A domestic LLC is an LLC formed in New York through the Secretary of State’s office. Once New York approves your articles of organization, you have a domestic LLC.

If you do business out-of-state, you must register as a foreign LLC. Contact the Secretary of State in the new state for application and business requirements. You may have to present a certificate of good standing (called a certificate of status in New York). Contact the Division of Corporations in writing for a copy of the certificate of status. There is a $25 fee for the certificate.

If you have an LLC organized in another state or jurisdiction is called a foreign LLC. To do business in New York, you must file an Application for Authority online or by completing the form and mailing it to the Division of Corporations. There is a $250 filing fee for the application of authority.

Within 90 days of beginning to wind up operations (or at a time when there are no members), a New York limited liability company must submit articles of dissolution to the Secretary of State. Send them, together with the required $60 fee, to:

New York Department of State, Division of Corporations
One Commerce Plaza
99 Washington Avenue
Albany, NY 12231

Plan for this possibility from your startup’s inception. Include guidance for dissolution (a get out clause) in your written operating agreement.

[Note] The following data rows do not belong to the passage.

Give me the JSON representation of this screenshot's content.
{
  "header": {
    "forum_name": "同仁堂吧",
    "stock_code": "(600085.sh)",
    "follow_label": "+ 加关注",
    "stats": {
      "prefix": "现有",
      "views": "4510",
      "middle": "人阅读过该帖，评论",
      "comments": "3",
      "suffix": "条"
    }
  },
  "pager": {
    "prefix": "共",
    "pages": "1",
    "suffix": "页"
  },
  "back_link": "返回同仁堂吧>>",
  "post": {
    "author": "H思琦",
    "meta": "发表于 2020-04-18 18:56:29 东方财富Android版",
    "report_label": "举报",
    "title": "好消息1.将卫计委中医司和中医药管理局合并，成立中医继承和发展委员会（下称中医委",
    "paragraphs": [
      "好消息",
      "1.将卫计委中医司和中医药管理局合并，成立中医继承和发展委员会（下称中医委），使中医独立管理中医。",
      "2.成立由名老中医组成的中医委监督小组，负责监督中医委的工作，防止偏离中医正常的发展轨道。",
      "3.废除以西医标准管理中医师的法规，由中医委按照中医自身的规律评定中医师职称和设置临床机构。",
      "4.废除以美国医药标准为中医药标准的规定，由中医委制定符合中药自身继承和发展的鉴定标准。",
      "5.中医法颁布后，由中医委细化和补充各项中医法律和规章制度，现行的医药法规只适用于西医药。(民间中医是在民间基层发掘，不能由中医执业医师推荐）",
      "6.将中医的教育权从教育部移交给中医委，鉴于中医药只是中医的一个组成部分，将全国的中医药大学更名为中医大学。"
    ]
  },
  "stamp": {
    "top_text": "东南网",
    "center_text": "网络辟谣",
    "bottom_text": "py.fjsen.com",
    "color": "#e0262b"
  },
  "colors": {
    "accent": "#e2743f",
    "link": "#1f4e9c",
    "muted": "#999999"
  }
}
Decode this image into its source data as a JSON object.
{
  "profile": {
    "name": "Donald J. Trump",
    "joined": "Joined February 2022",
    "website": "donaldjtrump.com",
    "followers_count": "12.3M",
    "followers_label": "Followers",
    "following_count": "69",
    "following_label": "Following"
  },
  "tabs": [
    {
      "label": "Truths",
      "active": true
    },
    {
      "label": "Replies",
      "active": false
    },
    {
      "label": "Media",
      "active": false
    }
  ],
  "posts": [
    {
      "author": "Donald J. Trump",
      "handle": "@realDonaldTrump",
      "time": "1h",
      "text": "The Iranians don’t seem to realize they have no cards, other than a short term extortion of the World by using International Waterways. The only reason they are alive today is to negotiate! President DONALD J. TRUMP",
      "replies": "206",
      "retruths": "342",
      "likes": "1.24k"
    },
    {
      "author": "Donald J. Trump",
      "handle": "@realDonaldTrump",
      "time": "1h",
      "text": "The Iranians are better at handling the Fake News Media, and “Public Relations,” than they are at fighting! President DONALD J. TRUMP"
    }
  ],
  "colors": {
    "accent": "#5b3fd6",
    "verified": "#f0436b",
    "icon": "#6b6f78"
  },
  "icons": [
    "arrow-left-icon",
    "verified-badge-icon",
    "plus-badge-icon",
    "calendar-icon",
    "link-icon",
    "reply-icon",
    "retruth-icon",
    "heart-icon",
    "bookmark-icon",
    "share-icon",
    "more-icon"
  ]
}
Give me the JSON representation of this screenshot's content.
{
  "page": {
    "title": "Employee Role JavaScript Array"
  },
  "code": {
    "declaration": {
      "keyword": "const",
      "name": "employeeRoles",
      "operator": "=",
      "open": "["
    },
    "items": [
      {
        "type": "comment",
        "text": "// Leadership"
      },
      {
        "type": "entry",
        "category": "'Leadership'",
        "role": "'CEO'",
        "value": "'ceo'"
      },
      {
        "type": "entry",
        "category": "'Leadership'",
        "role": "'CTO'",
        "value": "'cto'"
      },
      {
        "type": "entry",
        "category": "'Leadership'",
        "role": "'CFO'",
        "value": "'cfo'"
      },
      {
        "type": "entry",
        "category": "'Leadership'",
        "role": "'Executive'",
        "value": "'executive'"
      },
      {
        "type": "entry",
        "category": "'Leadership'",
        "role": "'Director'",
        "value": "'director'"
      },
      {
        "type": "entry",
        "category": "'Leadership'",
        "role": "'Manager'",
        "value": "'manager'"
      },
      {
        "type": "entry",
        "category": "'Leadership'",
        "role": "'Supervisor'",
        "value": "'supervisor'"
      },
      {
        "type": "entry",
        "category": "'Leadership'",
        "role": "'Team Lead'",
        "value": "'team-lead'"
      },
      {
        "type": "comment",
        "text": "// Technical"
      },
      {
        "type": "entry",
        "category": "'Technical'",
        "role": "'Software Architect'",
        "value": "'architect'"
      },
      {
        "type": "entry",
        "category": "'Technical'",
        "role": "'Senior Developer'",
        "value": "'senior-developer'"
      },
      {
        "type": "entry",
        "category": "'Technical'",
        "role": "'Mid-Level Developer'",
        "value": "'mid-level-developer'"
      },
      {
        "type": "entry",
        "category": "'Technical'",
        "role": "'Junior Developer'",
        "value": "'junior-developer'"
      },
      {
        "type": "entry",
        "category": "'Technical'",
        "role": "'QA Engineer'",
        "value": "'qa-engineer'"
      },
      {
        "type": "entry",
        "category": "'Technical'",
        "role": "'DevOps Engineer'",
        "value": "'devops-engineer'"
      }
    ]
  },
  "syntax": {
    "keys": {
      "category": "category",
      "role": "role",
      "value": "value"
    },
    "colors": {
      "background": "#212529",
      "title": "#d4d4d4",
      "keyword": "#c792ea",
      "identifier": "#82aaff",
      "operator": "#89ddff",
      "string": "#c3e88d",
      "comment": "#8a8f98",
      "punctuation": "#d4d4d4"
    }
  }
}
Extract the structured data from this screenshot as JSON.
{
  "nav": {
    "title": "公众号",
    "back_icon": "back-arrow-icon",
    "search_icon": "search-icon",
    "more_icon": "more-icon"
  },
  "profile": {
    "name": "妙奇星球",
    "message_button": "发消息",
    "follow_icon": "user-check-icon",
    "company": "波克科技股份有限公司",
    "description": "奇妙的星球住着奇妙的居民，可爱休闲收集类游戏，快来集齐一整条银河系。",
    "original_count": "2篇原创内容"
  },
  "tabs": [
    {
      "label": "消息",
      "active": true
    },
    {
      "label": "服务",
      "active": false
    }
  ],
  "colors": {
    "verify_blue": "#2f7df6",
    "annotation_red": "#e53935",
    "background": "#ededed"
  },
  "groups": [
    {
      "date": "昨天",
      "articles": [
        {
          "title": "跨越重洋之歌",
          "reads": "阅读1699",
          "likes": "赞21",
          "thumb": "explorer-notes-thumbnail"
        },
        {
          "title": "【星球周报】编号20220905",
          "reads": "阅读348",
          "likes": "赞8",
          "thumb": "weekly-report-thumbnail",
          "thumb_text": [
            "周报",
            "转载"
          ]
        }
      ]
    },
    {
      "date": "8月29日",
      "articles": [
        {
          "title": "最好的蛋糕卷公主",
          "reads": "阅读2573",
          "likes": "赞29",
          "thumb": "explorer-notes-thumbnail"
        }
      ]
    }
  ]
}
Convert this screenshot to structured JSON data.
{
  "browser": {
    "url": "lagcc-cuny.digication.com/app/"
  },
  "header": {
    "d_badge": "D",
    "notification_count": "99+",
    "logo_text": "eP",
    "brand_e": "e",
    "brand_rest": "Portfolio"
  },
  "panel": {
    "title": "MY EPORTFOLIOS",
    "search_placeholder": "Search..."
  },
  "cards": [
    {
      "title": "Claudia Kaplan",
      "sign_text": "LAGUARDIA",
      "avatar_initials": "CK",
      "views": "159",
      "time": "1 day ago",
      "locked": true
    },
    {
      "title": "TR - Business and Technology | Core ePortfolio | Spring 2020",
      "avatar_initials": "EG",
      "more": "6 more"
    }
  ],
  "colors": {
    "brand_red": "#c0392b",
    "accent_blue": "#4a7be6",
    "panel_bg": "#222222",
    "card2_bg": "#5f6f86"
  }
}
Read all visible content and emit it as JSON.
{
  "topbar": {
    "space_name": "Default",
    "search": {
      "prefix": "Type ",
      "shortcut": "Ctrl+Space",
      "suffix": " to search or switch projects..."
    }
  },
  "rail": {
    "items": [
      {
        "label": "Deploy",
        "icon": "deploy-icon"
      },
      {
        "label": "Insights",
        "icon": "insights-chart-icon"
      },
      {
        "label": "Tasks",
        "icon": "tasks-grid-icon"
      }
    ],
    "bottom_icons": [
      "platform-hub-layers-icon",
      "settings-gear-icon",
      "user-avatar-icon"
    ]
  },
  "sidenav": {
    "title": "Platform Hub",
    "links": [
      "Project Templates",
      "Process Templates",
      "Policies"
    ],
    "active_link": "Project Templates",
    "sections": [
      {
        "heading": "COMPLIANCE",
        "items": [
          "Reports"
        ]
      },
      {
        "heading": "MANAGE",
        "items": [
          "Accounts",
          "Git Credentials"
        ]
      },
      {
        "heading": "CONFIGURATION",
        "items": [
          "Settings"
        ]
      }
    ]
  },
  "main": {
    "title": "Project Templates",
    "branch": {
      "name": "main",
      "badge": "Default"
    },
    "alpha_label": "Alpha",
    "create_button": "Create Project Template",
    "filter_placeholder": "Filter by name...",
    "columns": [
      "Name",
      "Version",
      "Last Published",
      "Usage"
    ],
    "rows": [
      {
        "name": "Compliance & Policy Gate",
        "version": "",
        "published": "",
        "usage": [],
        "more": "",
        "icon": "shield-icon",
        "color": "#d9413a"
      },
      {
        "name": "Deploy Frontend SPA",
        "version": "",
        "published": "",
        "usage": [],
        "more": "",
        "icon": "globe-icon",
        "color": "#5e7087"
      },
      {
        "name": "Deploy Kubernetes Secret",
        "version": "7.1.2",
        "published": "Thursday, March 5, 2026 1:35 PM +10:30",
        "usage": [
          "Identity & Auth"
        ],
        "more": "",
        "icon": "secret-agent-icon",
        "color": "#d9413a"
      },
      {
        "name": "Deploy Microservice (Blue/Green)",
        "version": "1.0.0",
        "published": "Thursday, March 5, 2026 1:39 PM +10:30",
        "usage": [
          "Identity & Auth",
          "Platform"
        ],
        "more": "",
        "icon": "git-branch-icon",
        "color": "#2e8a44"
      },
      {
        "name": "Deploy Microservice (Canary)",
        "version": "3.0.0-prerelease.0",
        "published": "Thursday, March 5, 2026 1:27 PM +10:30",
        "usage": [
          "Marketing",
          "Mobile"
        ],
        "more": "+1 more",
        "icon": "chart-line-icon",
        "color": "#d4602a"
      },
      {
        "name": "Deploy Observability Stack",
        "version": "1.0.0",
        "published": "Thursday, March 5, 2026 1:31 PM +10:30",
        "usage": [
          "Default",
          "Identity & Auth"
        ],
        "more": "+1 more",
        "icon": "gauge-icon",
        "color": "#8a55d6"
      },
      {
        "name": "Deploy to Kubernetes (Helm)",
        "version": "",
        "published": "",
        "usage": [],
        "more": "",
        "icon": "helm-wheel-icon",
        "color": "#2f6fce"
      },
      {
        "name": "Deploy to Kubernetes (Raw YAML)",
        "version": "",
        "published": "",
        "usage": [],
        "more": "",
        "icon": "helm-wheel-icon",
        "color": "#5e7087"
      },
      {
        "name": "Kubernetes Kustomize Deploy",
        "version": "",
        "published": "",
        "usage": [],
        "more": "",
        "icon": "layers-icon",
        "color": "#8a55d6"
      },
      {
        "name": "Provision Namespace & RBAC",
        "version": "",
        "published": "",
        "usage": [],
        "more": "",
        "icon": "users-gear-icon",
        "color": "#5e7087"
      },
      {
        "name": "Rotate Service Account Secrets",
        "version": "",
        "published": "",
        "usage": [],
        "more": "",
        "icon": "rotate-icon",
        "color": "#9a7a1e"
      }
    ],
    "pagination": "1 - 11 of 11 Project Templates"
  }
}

No, not in New York. An anonymous LLC does not disclose the LLC members’ names in the articles of organization. The names of your registered agent and the LLC organizer appear on the articles of organization which is a public record. Anonymous LLCs are only allowed in Delaware, Nevada, New Mexico, and Wyoming.

Disclaimer: The information presented here does not constitute legal advice or representation. It is general and educational in nature, may not reflect all recent legal developments, and may not apply to your unique facts and circumstances. Consider consulting with a qualified business attorney if you have legal questions.